The progress of repayment of major orders is in line with expectations, and the performance of the participating companies is growing rapidly: in March 2016, the company and Qingdao soft Control Mechanical and Electrical Engineering Co., Ltd. The automatic Logistics Purchasing contract was signed for the automatic logistics system of Hefei Wanli Tire Co., Ltd., with a contract amount of 108 million yuan. By the end of the reporting period, the total contract price received amounted to 32.25 million yuan, and the progress of repayment was in line with expectations. During the reporting period, the company strengthened the decision-making and management of holding and shareholding companies, and better controlled its investment direction and investment scale.

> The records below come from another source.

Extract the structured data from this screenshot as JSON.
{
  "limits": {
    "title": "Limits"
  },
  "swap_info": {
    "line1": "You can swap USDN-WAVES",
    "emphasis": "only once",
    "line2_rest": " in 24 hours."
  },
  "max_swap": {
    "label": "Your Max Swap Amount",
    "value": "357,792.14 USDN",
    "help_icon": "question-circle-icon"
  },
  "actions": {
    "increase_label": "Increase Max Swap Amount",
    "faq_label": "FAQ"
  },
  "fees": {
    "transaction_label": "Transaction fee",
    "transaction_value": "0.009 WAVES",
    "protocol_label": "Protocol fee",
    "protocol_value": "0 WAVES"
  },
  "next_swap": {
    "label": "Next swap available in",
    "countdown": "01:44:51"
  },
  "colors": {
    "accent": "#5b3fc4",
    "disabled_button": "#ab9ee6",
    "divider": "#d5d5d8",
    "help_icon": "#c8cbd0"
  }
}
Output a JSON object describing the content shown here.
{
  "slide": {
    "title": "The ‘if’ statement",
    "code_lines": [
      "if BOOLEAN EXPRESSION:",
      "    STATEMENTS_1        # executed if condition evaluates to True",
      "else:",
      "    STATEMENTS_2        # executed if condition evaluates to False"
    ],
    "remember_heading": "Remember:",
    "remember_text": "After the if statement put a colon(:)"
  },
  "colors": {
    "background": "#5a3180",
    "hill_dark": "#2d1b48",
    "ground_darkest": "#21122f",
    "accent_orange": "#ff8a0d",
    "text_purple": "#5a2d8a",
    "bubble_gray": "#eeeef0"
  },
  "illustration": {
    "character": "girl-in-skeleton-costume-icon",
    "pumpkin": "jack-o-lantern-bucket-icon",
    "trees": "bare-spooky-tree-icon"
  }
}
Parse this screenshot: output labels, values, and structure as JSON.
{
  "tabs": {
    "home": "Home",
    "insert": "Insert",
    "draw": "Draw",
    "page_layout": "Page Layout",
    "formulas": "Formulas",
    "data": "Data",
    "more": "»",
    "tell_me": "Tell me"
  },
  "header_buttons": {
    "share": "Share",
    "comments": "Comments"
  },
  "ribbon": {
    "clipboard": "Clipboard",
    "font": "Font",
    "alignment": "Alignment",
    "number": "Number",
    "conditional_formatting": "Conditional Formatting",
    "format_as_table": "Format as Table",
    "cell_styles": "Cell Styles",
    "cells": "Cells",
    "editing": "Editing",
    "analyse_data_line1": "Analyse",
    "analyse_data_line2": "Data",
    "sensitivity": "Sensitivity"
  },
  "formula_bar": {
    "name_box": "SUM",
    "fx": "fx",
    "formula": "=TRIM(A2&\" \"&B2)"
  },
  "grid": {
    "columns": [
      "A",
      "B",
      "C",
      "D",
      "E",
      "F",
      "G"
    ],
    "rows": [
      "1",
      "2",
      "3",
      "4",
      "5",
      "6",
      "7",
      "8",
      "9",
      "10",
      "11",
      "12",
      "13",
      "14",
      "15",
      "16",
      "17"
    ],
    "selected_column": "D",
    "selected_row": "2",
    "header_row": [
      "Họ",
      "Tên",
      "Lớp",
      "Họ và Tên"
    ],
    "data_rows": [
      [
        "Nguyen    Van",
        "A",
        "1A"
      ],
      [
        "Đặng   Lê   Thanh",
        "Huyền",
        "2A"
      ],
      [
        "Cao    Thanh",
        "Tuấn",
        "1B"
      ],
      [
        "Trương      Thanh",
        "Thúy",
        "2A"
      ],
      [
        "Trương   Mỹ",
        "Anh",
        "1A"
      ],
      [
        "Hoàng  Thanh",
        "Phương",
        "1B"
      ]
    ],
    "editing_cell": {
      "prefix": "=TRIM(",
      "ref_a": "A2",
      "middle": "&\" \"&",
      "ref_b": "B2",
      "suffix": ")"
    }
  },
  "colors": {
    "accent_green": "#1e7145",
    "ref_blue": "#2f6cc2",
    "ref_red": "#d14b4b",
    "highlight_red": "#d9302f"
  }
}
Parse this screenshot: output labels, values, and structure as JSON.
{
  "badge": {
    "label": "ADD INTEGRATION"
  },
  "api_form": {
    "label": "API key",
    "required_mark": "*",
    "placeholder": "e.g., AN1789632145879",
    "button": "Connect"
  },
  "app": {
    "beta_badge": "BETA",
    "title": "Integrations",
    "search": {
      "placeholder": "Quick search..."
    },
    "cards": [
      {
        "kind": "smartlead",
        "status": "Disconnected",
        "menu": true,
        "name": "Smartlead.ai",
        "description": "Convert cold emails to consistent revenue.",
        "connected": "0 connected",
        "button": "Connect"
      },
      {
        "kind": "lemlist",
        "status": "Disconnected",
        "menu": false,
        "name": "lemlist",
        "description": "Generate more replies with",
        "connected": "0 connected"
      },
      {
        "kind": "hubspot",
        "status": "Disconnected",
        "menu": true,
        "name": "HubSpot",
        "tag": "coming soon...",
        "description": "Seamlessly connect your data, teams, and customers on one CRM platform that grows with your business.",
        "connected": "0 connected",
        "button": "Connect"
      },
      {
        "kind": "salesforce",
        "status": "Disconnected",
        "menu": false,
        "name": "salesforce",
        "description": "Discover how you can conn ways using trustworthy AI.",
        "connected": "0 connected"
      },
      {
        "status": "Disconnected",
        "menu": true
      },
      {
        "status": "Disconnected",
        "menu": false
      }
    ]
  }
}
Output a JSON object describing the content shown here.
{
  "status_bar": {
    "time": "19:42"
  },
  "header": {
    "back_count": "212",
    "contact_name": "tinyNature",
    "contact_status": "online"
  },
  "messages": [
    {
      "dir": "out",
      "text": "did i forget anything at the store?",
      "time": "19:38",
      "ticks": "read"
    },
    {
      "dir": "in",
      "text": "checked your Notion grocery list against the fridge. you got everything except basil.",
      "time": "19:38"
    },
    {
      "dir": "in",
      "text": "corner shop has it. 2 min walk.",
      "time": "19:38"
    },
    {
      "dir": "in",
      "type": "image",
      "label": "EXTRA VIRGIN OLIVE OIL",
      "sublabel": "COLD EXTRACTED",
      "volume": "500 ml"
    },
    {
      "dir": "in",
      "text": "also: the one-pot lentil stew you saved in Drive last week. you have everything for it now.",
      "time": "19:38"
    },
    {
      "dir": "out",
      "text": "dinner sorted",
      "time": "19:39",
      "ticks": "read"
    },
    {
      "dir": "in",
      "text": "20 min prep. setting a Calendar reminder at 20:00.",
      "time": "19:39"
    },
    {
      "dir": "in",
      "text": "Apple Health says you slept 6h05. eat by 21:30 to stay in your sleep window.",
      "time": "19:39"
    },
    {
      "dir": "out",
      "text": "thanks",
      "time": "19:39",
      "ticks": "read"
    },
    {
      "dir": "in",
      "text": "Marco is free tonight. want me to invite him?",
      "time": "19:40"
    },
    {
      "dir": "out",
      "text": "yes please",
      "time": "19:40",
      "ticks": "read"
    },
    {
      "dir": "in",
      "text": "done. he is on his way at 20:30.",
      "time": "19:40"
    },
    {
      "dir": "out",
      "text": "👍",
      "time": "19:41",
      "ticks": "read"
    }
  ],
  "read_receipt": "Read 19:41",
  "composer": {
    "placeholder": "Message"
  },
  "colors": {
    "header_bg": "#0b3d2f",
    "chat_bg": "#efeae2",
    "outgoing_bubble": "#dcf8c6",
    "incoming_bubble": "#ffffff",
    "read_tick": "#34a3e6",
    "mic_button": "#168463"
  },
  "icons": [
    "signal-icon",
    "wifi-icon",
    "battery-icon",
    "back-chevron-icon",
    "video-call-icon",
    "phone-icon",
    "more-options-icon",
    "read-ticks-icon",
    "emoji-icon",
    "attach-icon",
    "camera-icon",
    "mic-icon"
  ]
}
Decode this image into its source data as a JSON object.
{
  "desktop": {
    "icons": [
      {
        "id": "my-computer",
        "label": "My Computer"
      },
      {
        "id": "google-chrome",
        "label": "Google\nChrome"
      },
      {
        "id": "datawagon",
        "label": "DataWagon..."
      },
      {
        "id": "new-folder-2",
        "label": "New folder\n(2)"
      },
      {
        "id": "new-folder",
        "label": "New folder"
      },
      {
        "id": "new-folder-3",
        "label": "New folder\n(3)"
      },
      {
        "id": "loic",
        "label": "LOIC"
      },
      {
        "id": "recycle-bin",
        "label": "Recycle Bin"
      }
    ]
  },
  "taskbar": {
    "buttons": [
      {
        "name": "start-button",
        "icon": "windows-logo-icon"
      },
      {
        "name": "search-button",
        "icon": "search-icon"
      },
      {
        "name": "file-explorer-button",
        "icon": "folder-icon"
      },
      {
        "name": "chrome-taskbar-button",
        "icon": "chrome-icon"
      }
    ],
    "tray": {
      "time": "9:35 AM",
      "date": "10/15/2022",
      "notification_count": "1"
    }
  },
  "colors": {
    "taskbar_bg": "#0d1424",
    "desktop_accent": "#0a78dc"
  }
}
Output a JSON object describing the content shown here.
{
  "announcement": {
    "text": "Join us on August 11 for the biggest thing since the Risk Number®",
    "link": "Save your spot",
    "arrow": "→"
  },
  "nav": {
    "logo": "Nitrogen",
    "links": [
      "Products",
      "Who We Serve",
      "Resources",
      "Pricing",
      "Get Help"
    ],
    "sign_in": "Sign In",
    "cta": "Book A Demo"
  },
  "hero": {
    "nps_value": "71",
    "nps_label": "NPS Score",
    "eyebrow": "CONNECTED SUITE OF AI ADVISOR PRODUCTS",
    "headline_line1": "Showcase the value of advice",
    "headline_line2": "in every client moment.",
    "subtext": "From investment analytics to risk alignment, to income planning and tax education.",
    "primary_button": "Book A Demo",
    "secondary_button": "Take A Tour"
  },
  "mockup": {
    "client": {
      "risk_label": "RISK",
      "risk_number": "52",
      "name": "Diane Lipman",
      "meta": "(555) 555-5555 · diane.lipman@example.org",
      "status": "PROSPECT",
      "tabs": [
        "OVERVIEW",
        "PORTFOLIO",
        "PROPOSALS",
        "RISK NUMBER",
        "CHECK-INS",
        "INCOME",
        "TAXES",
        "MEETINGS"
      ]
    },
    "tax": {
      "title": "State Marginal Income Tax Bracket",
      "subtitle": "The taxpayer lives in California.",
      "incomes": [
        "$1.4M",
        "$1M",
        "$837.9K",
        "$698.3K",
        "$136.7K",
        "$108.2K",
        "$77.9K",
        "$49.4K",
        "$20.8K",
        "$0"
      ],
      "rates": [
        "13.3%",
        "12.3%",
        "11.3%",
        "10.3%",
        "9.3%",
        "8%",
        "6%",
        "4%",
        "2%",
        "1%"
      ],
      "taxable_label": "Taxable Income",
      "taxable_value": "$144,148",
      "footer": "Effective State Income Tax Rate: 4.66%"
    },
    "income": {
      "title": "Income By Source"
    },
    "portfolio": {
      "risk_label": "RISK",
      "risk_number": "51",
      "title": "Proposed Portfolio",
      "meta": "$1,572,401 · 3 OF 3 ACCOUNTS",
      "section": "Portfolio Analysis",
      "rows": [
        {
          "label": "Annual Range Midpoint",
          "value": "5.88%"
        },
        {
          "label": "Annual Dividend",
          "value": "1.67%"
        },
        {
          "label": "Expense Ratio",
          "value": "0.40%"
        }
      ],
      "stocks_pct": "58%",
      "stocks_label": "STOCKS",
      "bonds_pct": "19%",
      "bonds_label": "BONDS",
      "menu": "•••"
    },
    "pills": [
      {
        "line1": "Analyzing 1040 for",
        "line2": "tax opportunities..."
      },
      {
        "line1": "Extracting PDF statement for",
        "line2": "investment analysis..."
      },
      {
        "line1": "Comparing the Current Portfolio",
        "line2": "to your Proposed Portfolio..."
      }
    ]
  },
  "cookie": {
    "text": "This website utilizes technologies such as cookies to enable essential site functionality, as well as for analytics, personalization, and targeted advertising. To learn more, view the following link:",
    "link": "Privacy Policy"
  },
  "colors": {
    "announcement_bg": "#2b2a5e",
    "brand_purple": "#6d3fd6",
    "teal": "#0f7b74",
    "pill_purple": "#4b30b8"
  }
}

Defoes Precision Machinery, a joint venture with Germany's DVS Group, adhered to the concept of "technology-driven future" and focused on precision motorized spindle products, achieving an income of 6.5994 million yuan, an increase of 46.01% over the same period last year, and a net profit of 104600 yuan, an increase of 173.99% over the same period last year.
The acquisition of German Dur industrial cleaning system and surface treatment business will speed up the industrial layout: on August 6, 2016, the company announced that it intends to acquire 85% of the industrial cleaning system and surface treatment business of German Dur Group. Founded in 1895, Dur Group is the world's leading supplier of machinery and equipment. 60% of its sales revenue comes from the automotive industry, and its products and services cover all important stages of the automotive industry. Doyle Group's industrial cleaning systems and surface treatment operations are operated through the Duer Ecoclean brand and are currently the world's leading provider of industrial cleaning equipment and related solutions. The business is currently estimated to be worth 120 million euros, and the acquisition of 85% of the business will speed up the company's industrial layout, help to make use of Germany's Dur sales channels, quickly expand its business overseas, and further enhance the company's overall strength.
Risk hint: the digital plant system integration business is not as expected, and there are still follow-up approval and integration risks in mergers and acquisitions.